Béatrice Bonhomme, Variations du visage & de la rose par France Burghelle Rey

Publié le 28 février 2014 par Angèle Paoli
Béatrice Bonhomme, Variations du visage & de la rose,
L’Arrière-Pays, 2013.


Lecture de France Burghelle Rey

[« UNE ROSE ROUGE EST DEMEURÉE »]

Dès le début du recueil, à la lecture des versets qui évoquent la nature, la chatte puis la statue d’un visage — celui du peintre qui a vécu dans la maison, comme le dit l’exergue en italiques —, le lecteur est sensible au thème sous-jacent du temps.

De ce fait, dans la 4e page, sonnent, tout comme les quatre notes du premier mouvement de la 5e Symphonie de Beethoven, les quatre syllabes d’un « Tu te souviens ». Le choc est d’autant plus grand que Béatrice Bonhomme ne craint pas d’écrire la beauté et n’hésite pas à choisir la rose comme métaphore de la beauté. Réelle ou imaginaire, la rose est l’ambassadrice d’une émotion qui gagne librement son texte. On retrouve là les accents que la poésie de Lydie Dattas (dont l’œuvre revendique la « beauté ») a offert en son temps dans Le Livre des Anges, II : « Les roses respiraient le parfum de ton âme / ces roses mouraient en même temps que toi. » À une différence près toutefois : chez Béatrice Bonhomme, une rose « brûle » encore.

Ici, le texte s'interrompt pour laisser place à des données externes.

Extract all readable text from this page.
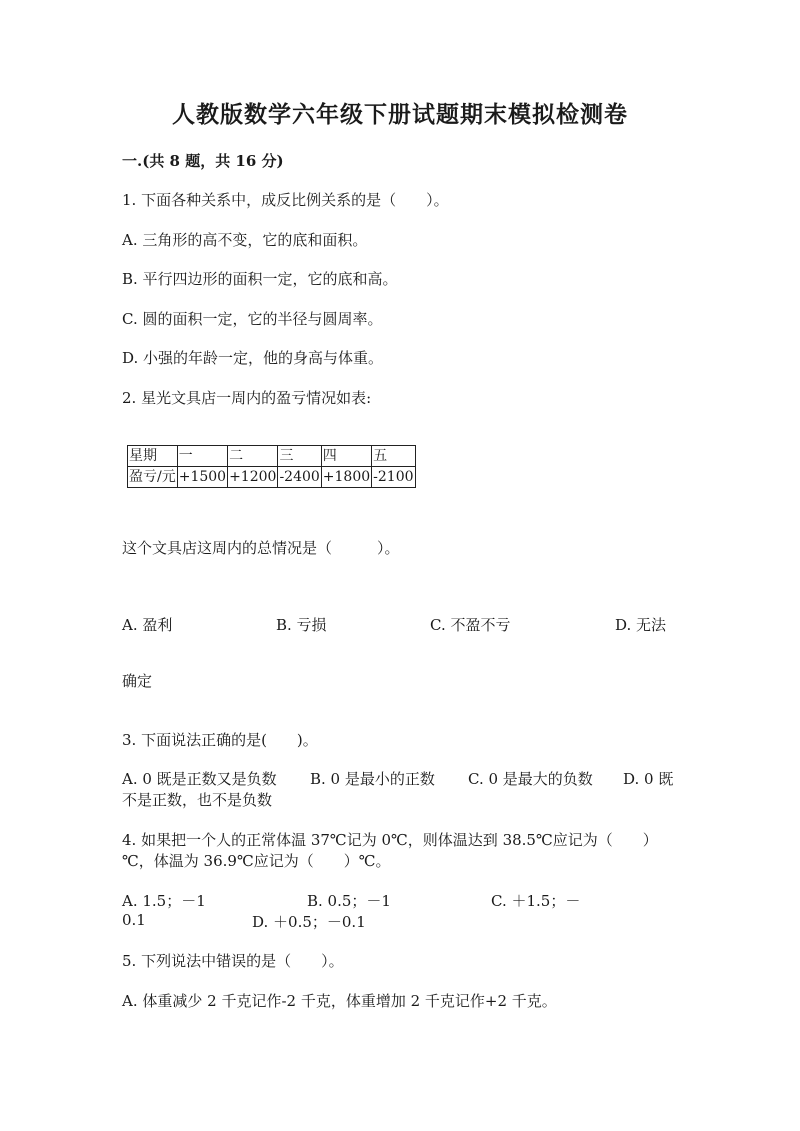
人教版数学六年级下册试题期末模拟检测卷
一.(共 8 题，共 16 分)
1. 下面各种关系中，成反比例关系的是（　　）。
A. 三角形的高不变，它的底和面积。
B. 平行四边形的面积一定，它的底和高。
C. 圆的面积一定，它的半径与圆周率。
D. 小强的年龄一定，他的身高与体重。
2. 星光文具店一周内的盈亏情况如表:
星期	一	二	三	四	五
盈亏/元	+1500	+1200	-2400	+1800	-2100
这个文具店这周内的总情况是（　　　）。
A. 盈利	B. 亏损	C. 不盈不亏	D. 无法
确定
3. 下面说法正确的是(　　)。
A. 0 既是正数又是负数 B. 0 是最小的正数 C. 0 是最大的负数 D. 0 既
不是正数，也不是负数
4. 如果把一个人的正常体温 37℃记为 0℃，则体温达到 38.5℃应记为（　　）
℃，体温为 36.9℃应记为（　　）℃。
A. 1.5；－1	B. 0.5；－1	C. ＋1.5；－
0.1	D. ＋0.5；－0.1
5. 下列说法中错误的是（　　）。
A. 体重减少 2 千克记作-2 千克，体重增加 2 千克记作+2 千克。
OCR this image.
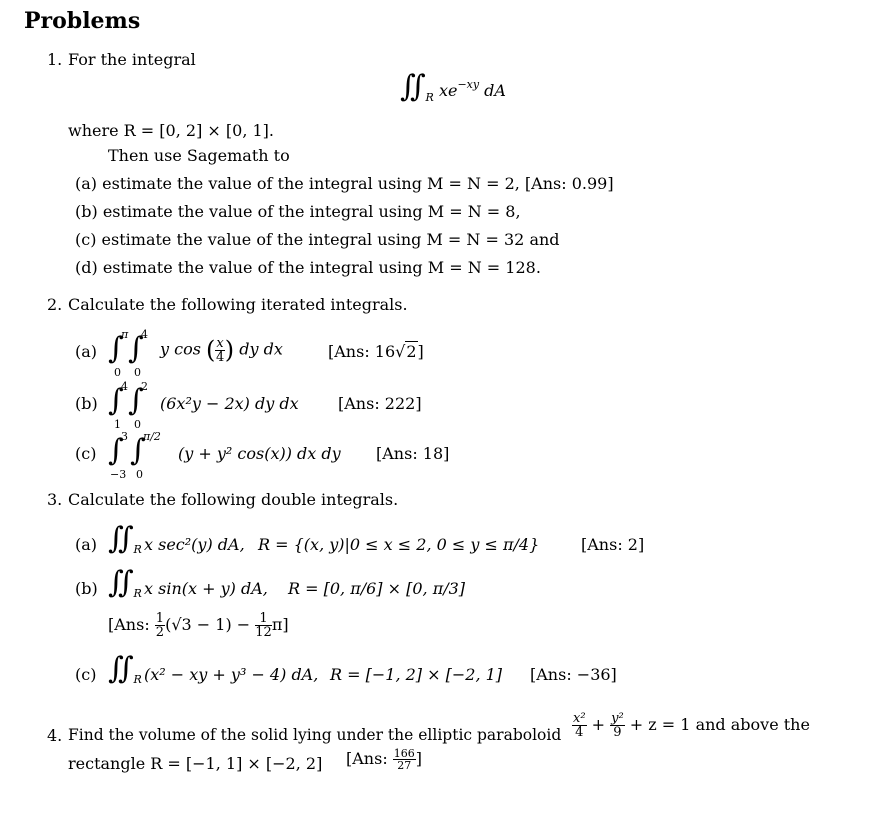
Problems
1. For the integral
$∬_R$ $xe^{-xy}$ dA
where R = [0, 2] × [0, 1].
Then use Sagemath to
(a) estimate the value of the integral using M = N = 2, [Ans: 0.99]
(b) estimate the value of the integral using M = N = 8,
(c) estimate the value of the integral using M = N = 32 and
(d) estimate the value of the integral using M = N = 128.
2. Calculate the following iterated integrals.
(a) ∫
π
0
∫
4
0
y cos ( $\frac{x}{4}$ ) dy dx	[Ans: 16√2]
(b) ∫
4
1
∫
2
0
(6x²y − 2x) dy dx [Ans: 222]
(c) ∫
3
−3
∫
π/2
0
(y + y² cos(x)) dx dy [Ans: 18]
3. Calculate the following double integrals.
(a) $∬_R$ x sec²(y) dA, R = {(x, y)|0 ≤ x ≤ 2, 0 ≤ y ≤ π/4}	[Ans: 2]
(b) $∬_R$ x sin(x + y) dA, R = [0, π/6] × [0, π/3]
[Ans: $\frac{1}{2} (√3 - 1) - \frac{1}{12} \pi$]
(c) $∬_R$ (x² − xy + y³ − 4) dA, R = [−1, 2] × [−2, 1] [Ans: −36]
4. Find the volume of the solid lying under the elliptic paraboloid $\frac{\text{x²}}{4} + \frac{\text{y²}}{9} + z = 1$ and above the
rectangle R = [−1, 1] × [−2, 2] [Ans: $\frac{166}{27}$ ]
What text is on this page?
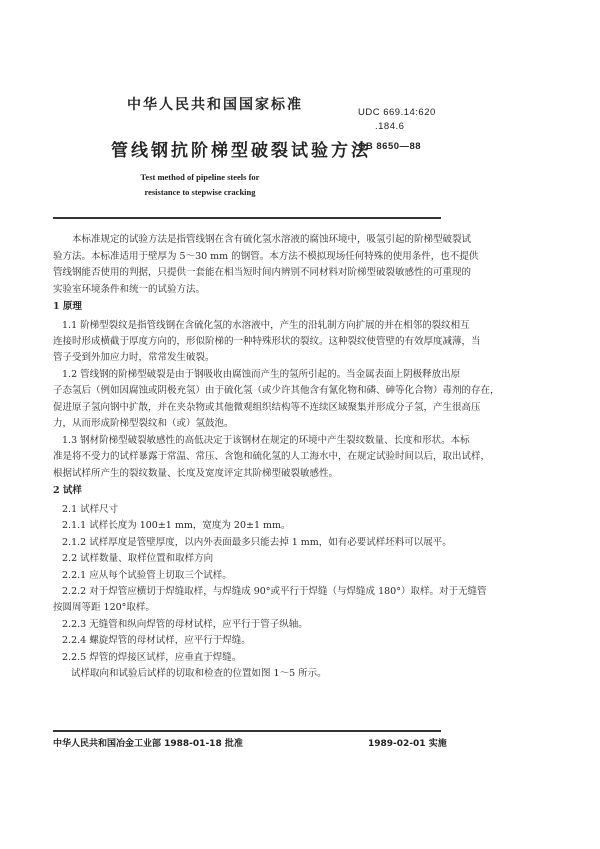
中华人民共和国国家标准	UDC 669.14:620
.184.6
管线钢抗阶梯型破裂试验方法
GB 8650—88
Test method of pipeline steels for
resistance to stepwise cracking
本标准规定的试验方法是指管线钢在含有硫化氢水溶液的腐蚀环境中，吸氢引起的阶梯型破裂试
验方法。本标准适用于壁厚为 5～30 mm 的钢管。本方法不模拟现场任何特殊的使用条件，也不提供
管线钢能否使用的判据，只提供一套能在相当短时间内辨别不同材料对阶梯型破裂敏感性的可重现的
实验室环境条件和统一的试验方法。
1 原理
1.1 阶梯型裂纹是指管线钢在含硫化氢的水溶液中，产生的沿轧制方向扩展的并在相邻的裂纹相互
连接时形成横截于厚度方向的，形似阶梯的一种特殊形状的裂纹。这种裂纹使管壁的有效厚度减薄，当
管子受到外加应力时，常常发生破裂。
1.2 管线钢的阶梯型破裂是由于钢吸收由腐蚀而产生的氢所引起的。当金属表面上阴极释放出原
子态氢后（例如因腐蚀或阴极充氢）由于硫化氢（或少许其他含有氰化物和磷、砷等化合物）毒剂的存在，
促进原子氢向钢中扩散，并在夹杂物或其他微观组织结构等不连续区域聚集并形成分子氢，产生很高压
力，从而形成阶梯型裂纹和（或）氢鼓泡。
1.3 钢材阶梯型破裂敏感性的高低决定于该钢材在规定的环境中产生裂纹数量、长度和形状。本标
准是将不受力的试样暴露于常温、常压、含饱和硫化氢的人工海水中，在规定试验时间以后，取出试样，
根据试样所产生的裂纹数量、长度及宽度评定其阶梯型破裂敏感性。
2 试样
2.1 试样尺寸
2.1.1 试样长度为 100±1 mm，宽度为 20±1 mm。
2.1.2 试样厚度是管壁厚度，以内外表面最多只能去掉 1 mm，如有必要试样坯料可以展平。
2.2 试样数量、取样位置和取样方向
2.2.1 应从每个试验管上切取三个试样。
2.2.2 对于焊管应横切于焊缝取样，与焊缝成 90°或平行于焊缝（与焊缝成 180°）取样。对于无缝管
按圆周等距 120°取样。
2.2.3 无缝管和纵向焊管的母材试样，应平行于管子纵轴。
2.2.4 螺旋焊管的母材试样，应平行于焊缝。
2.2.5 焊管的焊接区试样，应垂直于焊缝。
试样取向和试验后试样的切取和检查的位置如图 1～5 所示。
中华人民共和国冶金工业部 1988-01-18 批准	1989-02-01 实施
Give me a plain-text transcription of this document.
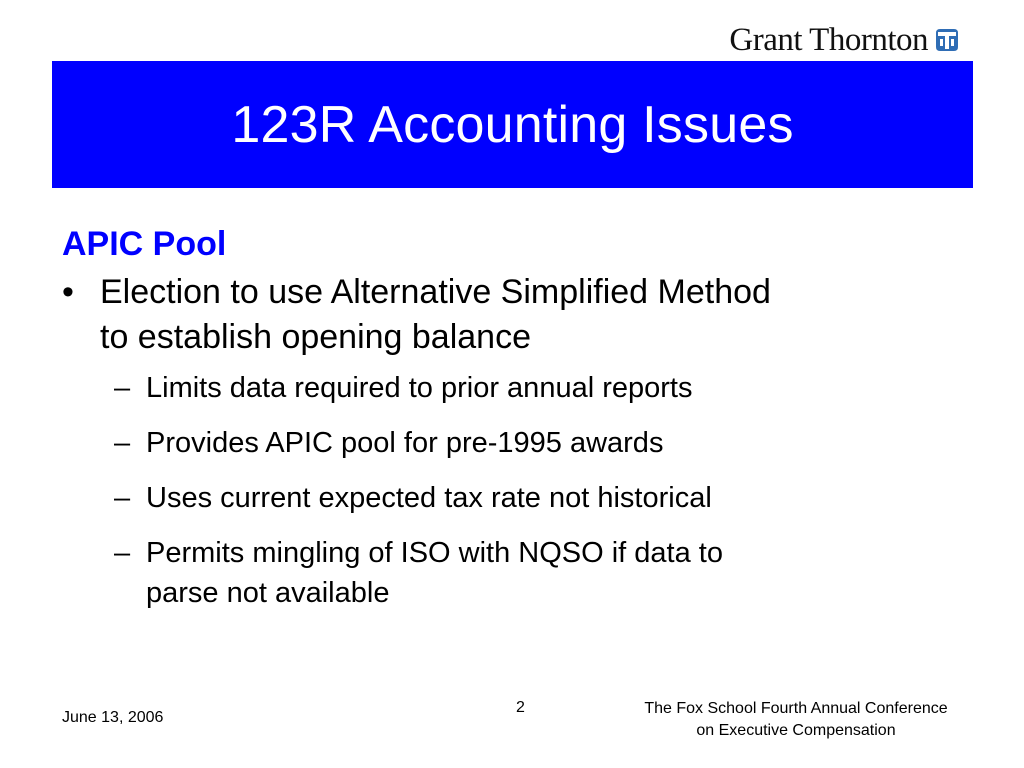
Grant Thornton
123R Accounting Issues
APIC Pool
• Election to use Alternative Simplified Method
to establish opening balance
– Limits data required to prior annual reports
– Provides APIC pool for pre-1995 awards
– Uses current expected tax rate not historical
– Permits mingling of ISO with NQSO if data to
parse not available
June 13, 2006
2	The Fox School Fourth Annual Conference
on Executive Compensation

C’est à propos de cette rose, de son cœur et de sang, qu’au texte 4, le symbolisme implicite des couleurs, allié aux triples répétitions de la neige et du cœur et au rythme des versets, honore le souvenir du père disparu. S’y rencontre aussi, dès la décision du titre, un parti-pris de musique composée de variations et de leitmotive qui définissent les litanies.

Le royaume de l’enfance est une autre offrande au lecteur qui, avec la « maison abandonnée aux graffiti », pense à Lullaby de Le Clézio, comme il avait déjà pensé au Petit Prince et à sa rose. Il peut paraître naïf d’évoquer ces références, mais Baudelaire n’a-t-il pas dit lui-même que le poète est un enfant ? Le lecteur du recueil le redevient d’autant plus qu’il est surpris par cette nouvelle interprétation de topoï sans doute rebattus. La poète établit du reste une similitude entre les deux thèmes du visage et de la rose quand elle écrit : « Il (le visage) parlait d’enfance ». Ou encore : « La demeure s’est blottie autour d’une rose rouge qui demeure le cœur de l’enfance ».

La fresque elle-même devient, de façon magique, le terrain de jeu des enfants. Véritables actants de la création et de la transmission, les enfants « s’engluent » dans les couleurs et y laissent des « taches ». Devenus « mots », les enfants « ont écrit le mot visage dans la lumière ». Ainsi onirisme et magie fusionnent-ils dans la beauté. Le sang de la rose a servi de fard et le visage a repris vie avec les papillons-enfants « épinglés dans la fresque ».

À l’origine envahi par l’autoportrait du peintre « aux yeux vivants » — véritable présence-absence qui « ne commande plus qu’aux ombres » —, l’espace de la demeure est aux prises avec ombre et clarté. Vie et mort imposent leur dialectique au recueil.

Dans la troisième et dernière partie du recueil se confirme la tentation du narratif. Avec l’entrée des loups dans la maison :

« Les loups entrent dans la maison et dévorent jusqu’au visage peint entre les murs de salpêtre pour servir de proie au temps. »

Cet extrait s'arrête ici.